If the public of a country funds some research or educational activity which results in an article, book or report, that should be accessible unconditionally to that public.
In other words, the results of any kind of activity that is at least partially funded from public money, should be accessible to the public, right? There's no justification for copyright, then.
Ah, some would say, public money, ok, but accessing the results of private research should be paid for. Wait a minute, the public pays that too, if you buy an apple, or a kind of detergent, you are funding the research of that company which sells you the detergent or the apple. So you have the right to access it and use the results.
When you hear that a large company is funding a large musical event, remember it's your own money at work if you ever bought something from them, if not, then it's your neighbour's money, so go thank him for that.
Copyright is a form of getting paid at least twice for the same thing. And it is only encouraged by the people who get a profit out of maintaining the copyright without participating in the creation effort of the copyrighted work (lawyers, publishers).
In the current form, copyright is just another way of transferring money from those who work, to those who make a business out of handling that work, and outside of that work. Aren't you tired of it?

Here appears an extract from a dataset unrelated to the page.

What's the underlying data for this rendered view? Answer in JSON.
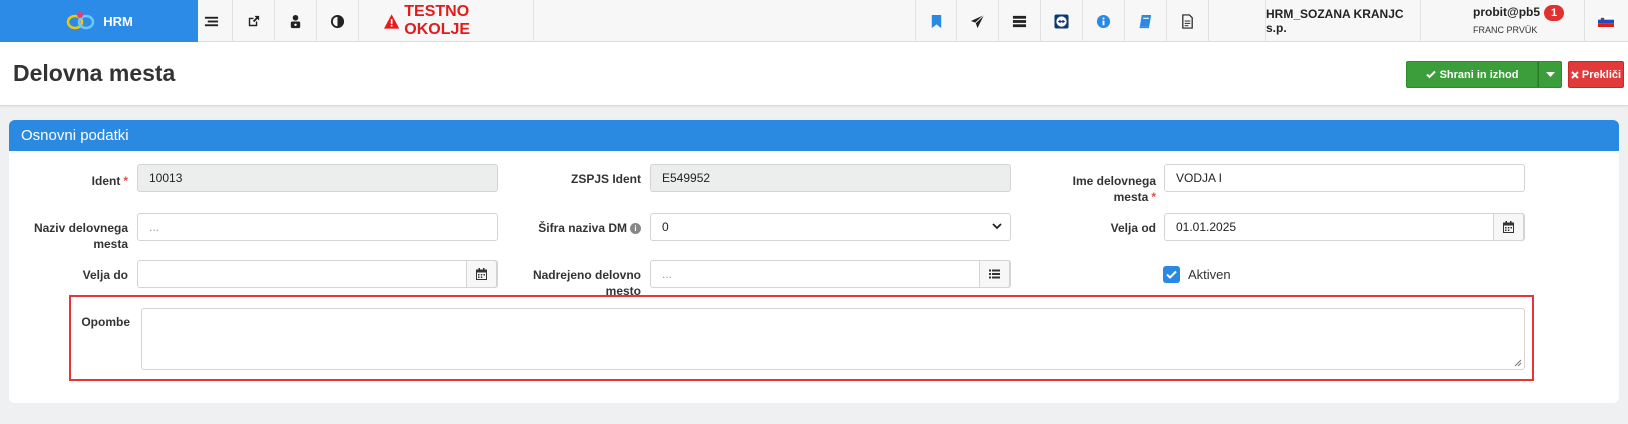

So, what's the point of the copyright then? The only point is to make money at least once more for those who claim to protect such a concept, without ever getting involved in the real work. The irony is, they are already paid once by the same public, either by private or public funding, or by buying from them different consulting services.
Nobody writes or does something out of thin air, there are research grants people use to write books, and they get a salary for that too, or a raise, from either the government or a private company. And the public pays them both. So the public has the right of accessing their results.
My point is that whoever structures information, has the natural right to be considered the author of that work, and that's all of it. Because of that, the author gets known, consulted, hired and paid for those services. Who will hire someone else for help in that specific area where the author commited the work, unless that someone else became a specialist in the same area by making some other work visible?
Beside paying several times for this, everybody's access to the work paid for is effectively cut: copyright stands against progress, it slows down or postpones work built on previous works. If you want to acknowledge the funding of your public, copyleft your work or use a Creative commons license which ensures others can build their work on yours.
It's relatively cheap these days to provide access, electronically, to the research the public paid for, because almost everybody's editing on a computer.
Don't forget to ask that access for "free" to your government, today. It's not for free anyway: you already paid for it.